I watched you die today. It didn’t stick though. God saved you once again. How many times is this now? 4? It doesn’t really matter that much. What matters is how angry I am. You talk the talk of someone who wants to heal, but you ignore your words. You want to get better, but you ignore the process. You want to be strong, but you ignore the necessary weakness. I want to grab your shoulders and scream at you ‘can’t you see? Don’t you get it? You are intended! You were designed for this life! Every part of you! Yes- even the part that wants to die! You are chosen! Beloved daughter of the one true king!!! Why can’t you see it?!?!?’
But I can’t. Your eyes are blinded by the darkness of depression. A beast that convinces you that you are nothing, worthless, unworthy, better off dead. So, while you can’t fight, I am going to tell you two things. These things will hurt. Sting. Stab. Bite. Burn with truth. But they need to be said. Please know, my dear friend, they come from love. From someone who hurts just as bad as you have, someone who has tasted the darkness that consumes and blinds. I hear your cry for help, my sister, and I’m here.
I will not take care of your children if you kill yourself. I am not their mother; you are. And taking care of them is your job.
Most importantly, I will not be your friend if you kill yourself.
These words may hurt, but you need to hear them. You need to know that as long as you choose life, I will be there to support you. I will fight alongside of you. I will hold you up when you can’t. I will pray beside you when you are surrounded. I will drag you to appointments, or take care of your kids when you go. Death, my lovely friend is not an answer to your problem. It only adds to the problem. Living is the only way to conquer this beast.
He sat down under a solitary broom tree and prayed he might die. “I have had enough, Lord,” he said. “Take my life, for I am no better than my ancestors who have already died” 1 Kings 19:4
Get up. Eat. Your journey will be long and hard. I can’t tell you once the choice to live has been made that the beast is conquered. I can tell you that you will have an army fighting the fight that you cannot. This fight is not yours, dear friend. It isn’t mine either. This is God’s fight. One that He fights for you willingly. Every. Single. Day. Choose living and it is done. You don’t have to fight anymore.
Then the angel of the Lord came up again and touched him and said, “Get up and eat some more, or the journey ahead will be too much for you.” 1 Kings 19:7
Get up. Eat. Your journey will be long and hard. Death is an easy choice. Death offers you nothing. Life is hard. The hardest choice you will ever make. It offers you everything. Every day you choose to be here, God will show up. All around you, He will show up. I promise you. Every day you look for God, He will be there. And I will be right there beside you to remind you where to look.
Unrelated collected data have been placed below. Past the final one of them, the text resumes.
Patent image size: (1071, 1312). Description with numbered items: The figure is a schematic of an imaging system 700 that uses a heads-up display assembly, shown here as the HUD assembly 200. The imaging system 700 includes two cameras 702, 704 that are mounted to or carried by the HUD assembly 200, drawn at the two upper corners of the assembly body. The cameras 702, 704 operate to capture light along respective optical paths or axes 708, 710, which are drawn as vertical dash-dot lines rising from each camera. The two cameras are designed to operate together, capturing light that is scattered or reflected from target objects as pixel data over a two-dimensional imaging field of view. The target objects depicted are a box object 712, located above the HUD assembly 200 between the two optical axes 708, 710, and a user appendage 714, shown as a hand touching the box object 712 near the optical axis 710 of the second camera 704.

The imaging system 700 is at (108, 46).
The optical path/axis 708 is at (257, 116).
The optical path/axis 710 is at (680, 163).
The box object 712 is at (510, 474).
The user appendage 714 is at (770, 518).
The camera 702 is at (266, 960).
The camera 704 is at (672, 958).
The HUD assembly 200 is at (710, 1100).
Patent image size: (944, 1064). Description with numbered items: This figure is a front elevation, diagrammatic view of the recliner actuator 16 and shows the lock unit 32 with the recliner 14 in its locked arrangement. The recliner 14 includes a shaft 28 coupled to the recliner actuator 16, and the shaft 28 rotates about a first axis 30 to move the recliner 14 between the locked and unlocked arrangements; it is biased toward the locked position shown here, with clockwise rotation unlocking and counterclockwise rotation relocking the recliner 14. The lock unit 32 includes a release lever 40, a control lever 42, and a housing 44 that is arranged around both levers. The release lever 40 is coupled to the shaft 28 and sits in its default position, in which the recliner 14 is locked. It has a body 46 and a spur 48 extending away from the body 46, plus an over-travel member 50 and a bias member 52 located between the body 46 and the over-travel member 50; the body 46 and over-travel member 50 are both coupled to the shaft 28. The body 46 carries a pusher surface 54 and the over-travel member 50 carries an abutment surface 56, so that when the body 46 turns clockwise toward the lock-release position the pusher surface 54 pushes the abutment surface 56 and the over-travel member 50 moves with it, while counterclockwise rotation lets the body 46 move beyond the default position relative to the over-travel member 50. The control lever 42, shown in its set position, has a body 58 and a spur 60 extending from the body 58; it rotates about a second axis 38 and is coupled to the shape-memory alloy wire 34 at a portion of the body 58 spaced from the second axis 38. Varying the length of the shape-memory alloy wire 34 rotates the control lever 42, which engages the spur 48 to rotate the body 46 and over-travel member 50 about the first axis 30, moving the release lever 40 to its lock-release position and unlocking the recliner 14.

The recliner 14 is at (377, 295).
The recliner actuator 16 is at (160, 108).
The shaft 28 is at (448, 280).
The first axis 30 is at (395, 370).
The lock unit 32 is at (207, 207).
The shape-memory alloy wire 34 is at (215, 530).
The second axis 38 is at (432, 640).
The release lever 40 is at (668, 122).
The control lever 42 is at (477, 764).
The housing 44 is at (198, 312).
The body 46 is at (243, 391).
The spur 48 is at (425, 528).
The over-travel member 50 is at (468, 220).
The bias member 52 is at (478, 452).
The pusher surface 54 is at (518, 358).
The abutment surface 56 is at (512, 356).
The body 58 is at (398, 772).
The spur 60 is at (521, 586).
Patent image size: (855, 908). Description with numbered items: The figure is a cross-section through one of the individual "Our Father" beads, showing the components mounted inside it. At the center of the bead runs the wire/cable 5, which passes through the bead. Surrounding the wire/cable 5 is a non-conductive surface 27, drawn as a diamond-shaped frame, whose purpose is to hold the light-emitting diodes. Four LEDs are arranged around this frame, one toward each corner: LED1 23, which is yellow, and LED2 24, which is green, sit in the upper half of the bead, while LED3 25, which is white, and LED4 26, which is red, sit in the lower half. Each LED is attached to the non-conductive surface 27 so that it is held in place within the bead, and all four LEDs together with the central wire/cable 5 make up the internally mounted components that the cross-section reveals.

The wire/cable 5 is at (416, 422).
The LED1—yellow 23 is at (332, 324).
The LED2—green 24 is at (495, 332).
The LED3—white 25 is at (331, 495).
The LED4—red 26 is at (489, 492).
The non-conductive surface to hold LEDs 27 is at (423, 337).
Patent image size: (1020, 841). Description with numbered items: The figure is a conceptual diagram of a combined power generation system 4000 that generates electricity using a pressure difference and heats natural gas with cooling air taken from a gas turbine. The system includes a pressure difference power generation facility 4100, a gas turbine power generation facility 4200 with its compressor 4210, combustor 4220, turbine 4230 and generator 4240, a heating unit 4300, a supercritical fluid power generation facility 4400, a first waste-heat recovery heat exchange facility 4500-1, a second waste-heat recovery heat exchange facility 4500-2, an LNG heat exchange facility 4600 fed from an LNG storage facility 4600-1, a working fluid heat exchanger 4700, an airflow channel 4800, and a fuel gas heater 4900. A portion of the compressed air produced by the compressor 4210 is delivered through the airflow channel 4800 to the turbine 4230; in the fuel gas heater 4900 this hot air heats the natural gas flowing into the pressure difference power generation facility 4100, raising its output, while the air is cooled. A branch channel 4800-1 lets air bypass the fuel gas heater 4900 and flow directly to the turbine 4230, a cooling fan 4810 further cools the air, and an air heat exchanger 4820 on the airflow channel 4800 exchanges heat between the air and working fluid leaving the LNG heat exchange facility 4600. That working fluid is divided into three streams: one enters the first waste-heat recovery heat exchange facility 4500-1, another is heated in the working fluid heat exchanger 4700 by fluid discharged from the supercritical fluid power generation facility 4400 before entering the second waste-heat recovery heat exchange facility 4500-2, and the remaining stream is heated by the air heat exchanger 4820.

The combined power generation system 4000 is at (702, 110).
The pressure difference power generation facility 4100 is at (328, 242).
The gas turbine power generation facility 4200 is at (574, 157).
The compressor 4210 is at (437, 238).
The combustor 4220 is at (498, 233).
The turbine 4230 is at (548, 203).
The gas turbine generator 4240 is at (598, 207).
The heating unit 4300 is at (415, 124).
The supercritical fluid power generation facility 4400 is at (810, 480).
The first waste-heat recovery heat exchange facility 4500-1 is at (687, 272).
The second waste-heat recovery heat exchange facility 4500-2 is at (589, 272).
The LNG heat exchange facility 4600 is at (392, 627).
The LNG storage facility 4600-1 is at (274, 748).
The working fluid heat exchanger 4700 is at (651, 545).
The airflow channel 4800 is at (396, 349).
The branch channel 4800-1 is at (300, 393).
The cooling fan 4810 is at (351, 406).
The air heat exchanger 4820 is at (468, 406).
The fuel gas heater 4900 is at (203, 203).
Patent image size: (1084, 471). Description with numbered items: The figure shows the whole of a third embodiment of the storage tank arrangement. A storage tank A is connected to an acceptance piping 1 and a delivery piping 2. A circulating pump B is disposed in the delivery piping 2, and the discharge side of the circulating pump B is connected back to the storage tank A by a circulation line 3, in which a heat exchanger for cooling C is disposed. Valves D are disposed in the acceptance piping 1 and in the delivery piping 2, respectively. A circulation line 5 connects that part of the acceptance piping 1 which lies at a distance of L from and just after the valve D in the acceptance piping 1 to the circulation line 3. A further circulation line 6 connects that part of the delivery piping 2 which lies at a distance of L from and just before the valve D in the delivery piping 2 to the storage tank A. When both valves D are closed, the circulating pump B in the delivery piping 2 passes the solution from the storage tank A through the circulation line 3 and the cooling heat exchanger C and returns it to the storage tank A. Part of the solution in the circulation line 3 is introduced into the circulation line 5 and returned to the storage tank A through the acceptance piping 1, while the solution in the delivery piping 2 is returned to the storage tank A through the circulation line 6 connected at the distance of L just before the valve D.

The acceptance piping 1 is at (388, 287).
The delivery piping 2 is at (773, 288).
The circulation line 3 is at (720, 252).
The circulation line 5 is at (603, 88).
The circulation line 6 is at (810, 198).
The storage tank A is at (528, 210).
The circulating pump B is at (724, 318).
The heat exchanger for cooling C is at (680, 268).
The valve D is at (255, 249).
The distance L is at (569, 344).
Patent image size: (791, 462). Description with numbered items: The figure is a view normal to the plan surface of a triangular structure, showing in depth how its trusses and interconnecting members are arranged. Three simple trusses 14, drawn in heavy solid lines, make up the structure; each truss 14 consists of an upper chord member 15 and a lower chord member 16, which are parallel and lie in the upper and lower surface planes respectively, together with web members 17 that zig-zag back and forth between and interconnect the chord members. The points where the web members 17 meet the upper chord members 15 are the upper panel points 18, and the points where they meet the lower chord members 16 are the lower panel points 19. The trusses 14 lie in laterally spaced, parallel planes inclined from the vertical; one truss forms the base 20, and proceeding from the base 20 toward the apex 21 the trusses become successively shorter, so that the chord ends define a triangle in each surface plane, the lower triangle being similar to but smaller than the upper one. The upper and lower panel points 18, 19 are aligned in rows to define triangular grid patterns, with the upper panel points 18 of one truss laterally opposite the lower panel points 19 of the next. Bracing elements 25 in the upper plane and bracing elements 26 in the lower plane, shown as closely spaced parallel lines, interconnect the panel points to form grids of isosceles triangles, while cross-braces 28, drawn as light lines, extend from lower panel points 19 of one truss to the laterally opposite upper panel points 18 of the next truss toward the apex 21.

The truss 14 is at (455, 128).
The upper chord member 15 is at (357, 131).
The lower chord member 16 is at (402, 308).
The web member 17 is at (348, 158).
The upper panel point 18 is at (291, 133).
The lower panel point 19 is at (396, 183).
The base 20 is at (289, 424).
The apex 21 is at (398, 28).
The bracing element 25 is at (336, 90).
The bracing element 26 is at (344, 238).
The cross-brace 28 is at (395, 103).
I know it isn’t easy to have a friend like me. I know I have taken your time, time that would have been spent with your family, time that would have been spent doing something that was about you, time that you will never get back. This disease is selfish. This disease takes and takes. It has cost you things that I cannot repay. It has cost me things that I will never get back. It has nearly cost me my life.
I tried for so long to want to live. I played games in my mind and made promises to myself with the hope that I wouldn’t give in. You see it wasn’t so much that I wanted to die; it was that I just couldn’t bear to live anymore. It wasn’t that I wanted to leave my kids without a mommy; it was that I thought I wasn’t the mommy that they needed. It wasn’t that I didn’t want to fight the dark; it was that the dark seemed invincible.
You knew that everything was not okay and I knew that you knew that something wasn’t right. What you may not know is how long I sat in the car. You may not realize how I wrestled, how I wished to see another way. In the end I made a choice. I chose to follow through; I chose to give in; I chose to surrender to the dark.
I made the choice, but then I made another choice. I showed up at your door, with no explanation, just a blurted out, “Take me to the hospital”. You didn’t question, you didn’t criticize, you simply drove the truck. As we neared the hospital, I confessed what I had done. The words stuck, they did not want to come out. I expected judgment, but you showed compassion. I expected you to leave, but you stayed by my side.
My friend. I wish that I could take it back. I wish I had fought harder to live. I wish that I had called you first instead of giving in. It isn’t easy to have a friend like me, but still you are my friend. I could never thank you enough. I cannot give you the time back. I cannot erase the things I’ve done. So friend, who stood with me through hell please know this: though you may not understand why I made the choice I did, know that today, I chose to live; today I chose to fight; today I hold on to the Light; and today I will reach out for help instead.